The economic docket is relatively on the lighter side this week,
with the Fed's Beige Book on Wednesday, Trade Deficit on Thursday,
and CPI on Friday as the only major reports. Thursday's Jobless
Claims data could be important, as it will be the first labor
market reading after Friday's non-farm payroll miss. I don't
envision any sharp moves in the market in the coming days, though
an air of tentativeness will likely prevail as the market sizes up
the underlying momentum in the labor market and the odds of further
Fed action.
Worries about Spain's ability to control its deficit situation
have revived following last week's poor bond auction. This has
helped reverse the downtrend in the country's market interest
rates, with benchmark government bond yields reaching their highest
level of the year. Italian bond yields have started moving up in
solidarity with Spain in recent days as well, though we must
concede that interest rates for both countries remain below late
last year's dangerous levels. The situation in Spain may not have
reached the Greek levels yet, but it is nevertheless a reminder to
investors that Europe remains far from settled.

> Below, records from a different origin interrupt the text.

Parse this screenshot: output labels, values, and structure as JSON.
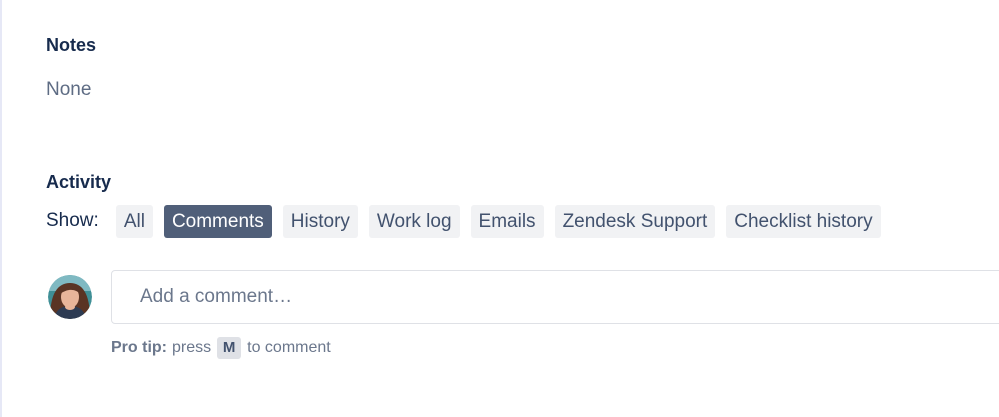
{
  "notes": {
    "heading": "Notes",
    "value": "None"
  },
  "activity": {
    "heading": "Activity",
    "show_label": "Show:",
    "filters": [
      {
        "label": "All",
        "active": false
      },
      {
        "label": "Comments",
        "active": true
      },
      {
        "label": "History",
        "active": false
      },
      {
        "label": "Work log",
        "active": false
      },
      {
        "label": "Emails",
        "active": false
      },
      {
        "label": "Zendesk Support",
        "active": false
      },
      {
        "label": "Checklist history",
        "active": false
      }
    ]
  },
  "comment": {
    "placeholder": "Add a comment…",
    "avatar_icon": "user-avatar-photo"
  },
  "pro_tip": {
    "label": "Pro tip:",
    "before_key": "press",
    "key": "M",
    "after_key": "to comment"
  },
  "colors": {
    "heading_text": "#172b4d",
    "muted_text": "#5e6c84",
    "filter_bg": "#f1f2f4",
    "filter_active_bg": "#505f79",
    "filter_text": "#42526e"
  }
}
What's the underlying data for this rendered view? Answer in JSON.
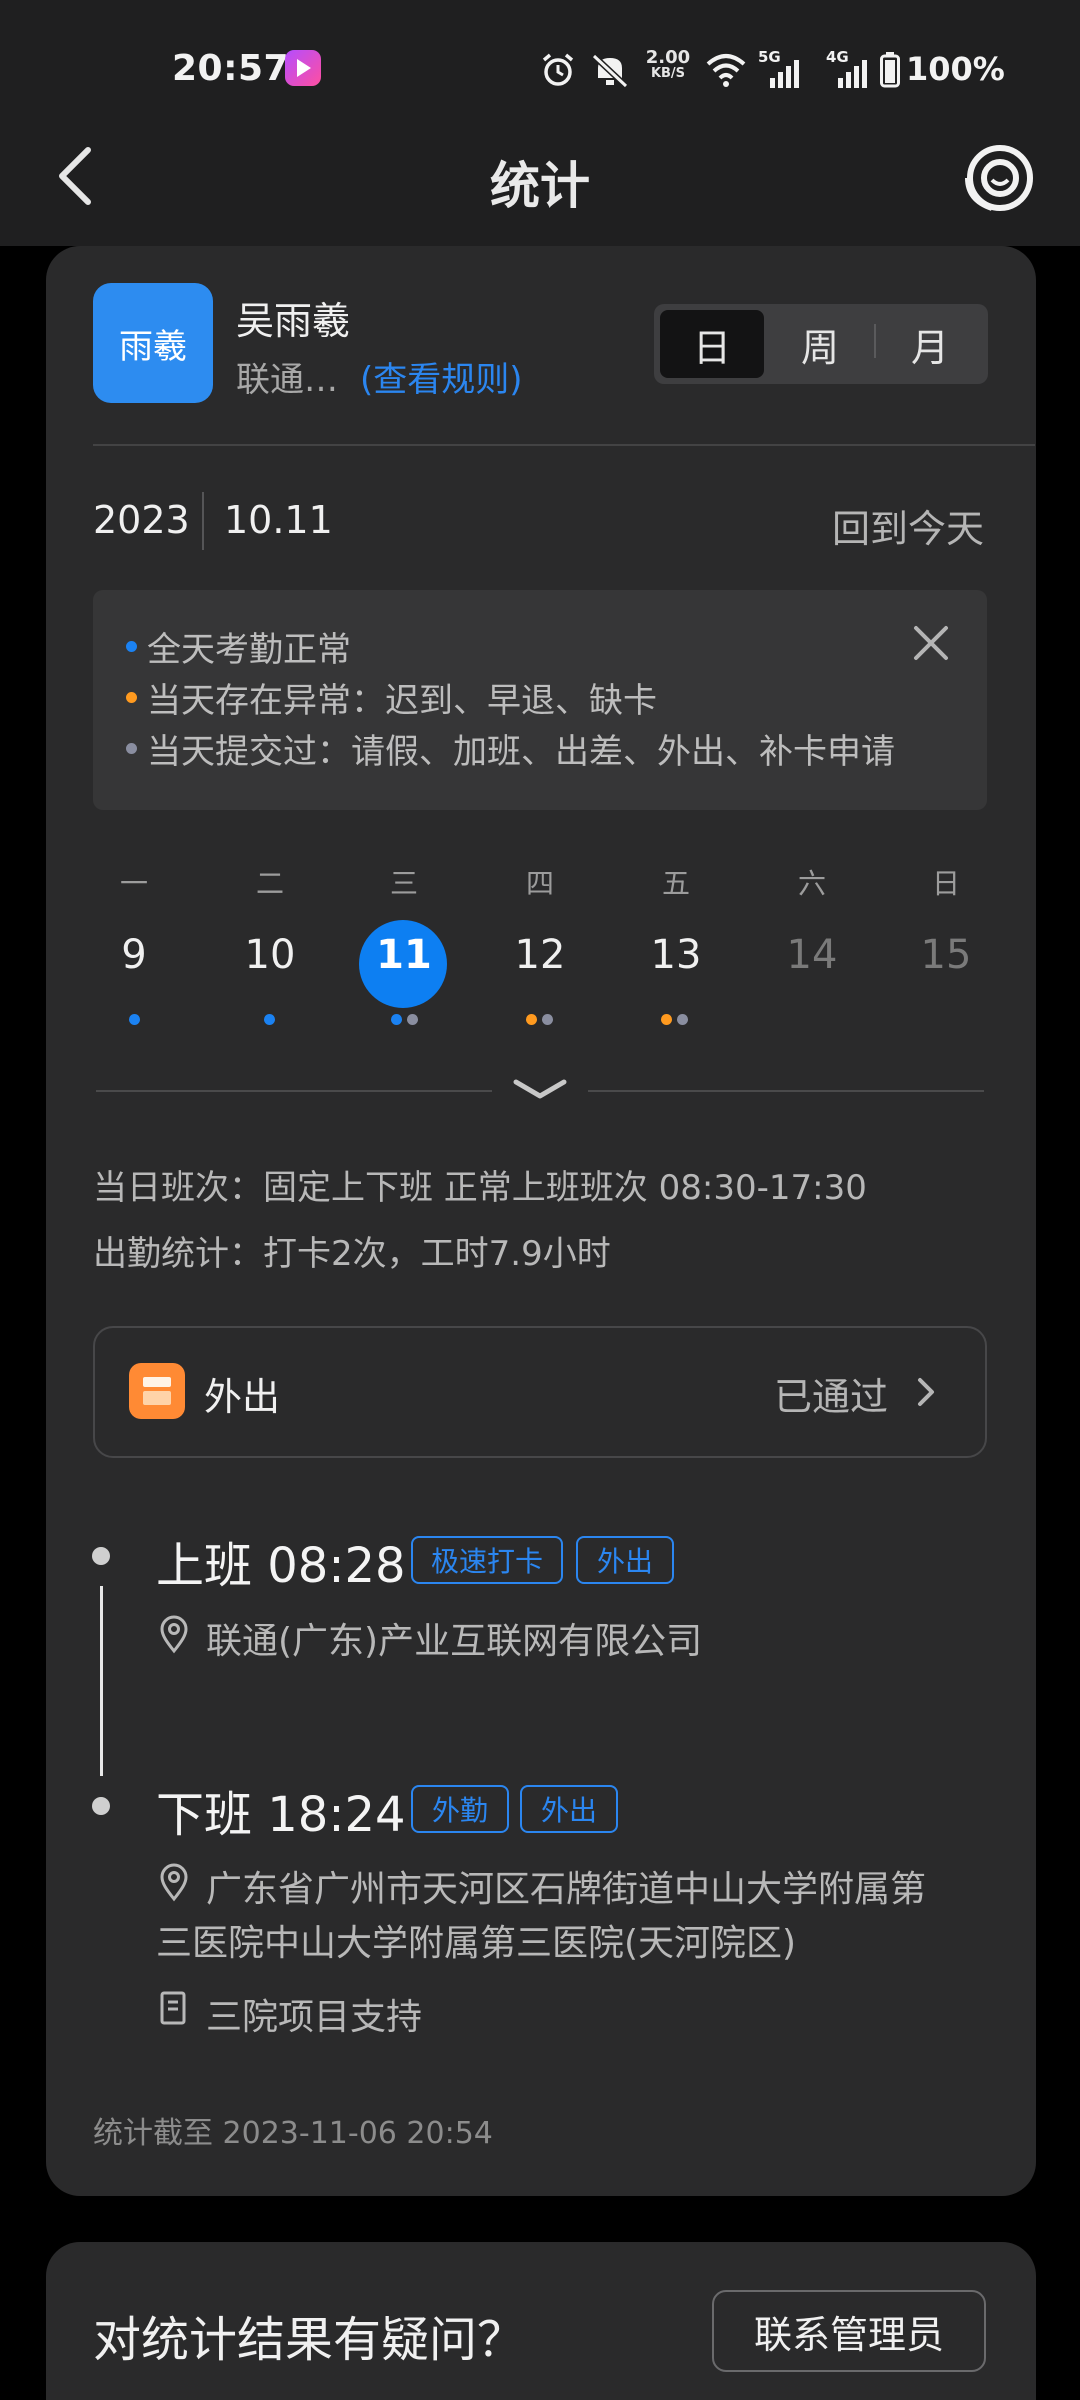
{
  "status_bar": {
    "time": "20:57",
    "net_speed_top": "2.00",
    "net_speed_bottom": "KB/S",
    "net1": "5G",
    "net2": "4G",
    "battery": "100%",
    "icons": [
      "alarm-icon",
      "mute-icon",
      "wifi-icon",
      "signal-icon",
      "battery-icon"
    ]
  },
  "header": {
    "title": "统计",
    "back_icon": "chevron-left-icon",
    "help_icon": "support-icon"
  },
  "user": {
    "avatar_text": "雨羲",
    "name": "吴雨羲",
    "org": "联通…",
    "rules_link": "(查看规则)"
  },
  "period_tabs": [
    {
      "label": "日",
      "active": true
    },
    {
      "label": "周",
      "active": false
    },
    {
      "label": "月",
      "active": false
    }
  ],
  "date": {
    "year": "2023",
    "day": "10.11",
    "back_today": "回到今天"
  },
  "legend": [
    {
      "text": "全天考勤正常",
      "color": "#1b82f2"
    },
    {
      "text": "当天存在异常：迟到、早退、缺卡",
      "color": "#ff9a1f"
    },
    {
      "text": "当天提交过：请假、加班、出差、外出、补卡申请",
      "color": "#8a8ea0"
    }
  ],
  "week": {
    "weekdays": [
      "一",
      "二",
      "三",
      "四",
      "五",
      "六",
      "日"
    ],
    "days": [
      {
        "num": "9",
        "dots": [
          "#1b82f2"
        ],
        "muted": false,
        "today": false
      },
      {
        "num": "10",
        "dots": [
          "#1b82f2"
        ],
        "muted": false,
        "today": false
      },
      {
        "num": "11",
        "dots": [
          "#1b82f2",
          "#8a8ea0"
        ],
        "muted": false,
        "today": true
      },
      {
        "num": "12",
        "dots": [
          "#ff9a1f",
          "#8a8ea0"
        ],
        "muted": false,
        "today": false
      },
      {
        "num": "13",
        "dots": [
          "#ff9a1f",
          "#8a8ea0"
        ],
        "muted": false,
        "today": false
      },
      {
        "num": "14",
        "dots": [],
        "muted": true,
        "today": false
      },
      {
        "num": "15",
        "dots": [],
        "muted": true,
        "today": false
      }
    ]
  },
  "shift_info": "当日班次：固定上下班 正常上班班次 08:30-17:30",
  "attendance_info": "出勤统计：打卡2次，工时7.9小时",
  "outing": {
    "label": "外出",
    "status": "已通过"
  },
  "punches": {
    "in": {
      "title": "上班 08:28",
      "tags": [
        "极速打卡",
        "外出"
      ],
      "location": "联通(广东)产业互联网有限公司"
    },
    "out": {
      "title": "下班 18:24",
      "tags": [
        "外勤",
        "外出"
      ],
      "location_line1": "广东省广州市天河区石牌街道中山大学附属第",
      "location_line2": "三医院中山大学附属第三医院(天河院区)",
      "note": "三院项目支持"
    }
  },
  "stat_until": "统计截至 2023-11-06 20:54",
  "footer": {
    "question": "对统计结果有疑问？",
    "contact_button": "联系管理员"
  },
  "colors": {
    "accent": "#2b86f0",
    "today": "#0d7ff2",
    "outing_icon": "#ff8a34"
  }
}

Alcoa's results later today may not give us a good preview of
first quarter results for the corporate sector as a whole. But we
will see
Google's
(
GOOG
) results on Thursday and
J.P.Morgan
(
JPM
) and
Wells Fargo's
(
WFC
) on Friday. It will be interesting to see continuation of last
quarter's trend of positive trend in banks' loan portfolios. These
specific reports aside, I don't envision any major negative
surprises coming out of this reporting season given the fairly
subdued expectations.
More so than growth rates and beats, the focus will be on
guidance and outlook, as expectations for the coming quarters have
not come down as much as they have for the first quarter. In fact,
expectations for the first quarter are the lowest of any quarter
this year, with growth expected to improve in the back half of the
year. While the domestic economic scene appears promising enough,
it is far from clear at this stage if it will prove to be
enough to offset the unfavorable developments in Europe and China.
Bottom line, while I don't expect any major negative surprises from
the reporting season, it may help in better anchoring expectations
for the remainder of the year. And those estimate revisions will
most likely be to the down side.
Wholesale Inventories
are scheduled for release today at 10:00 AM EST and are expected to
increase by 0.5% after increasing by 0.4% in January.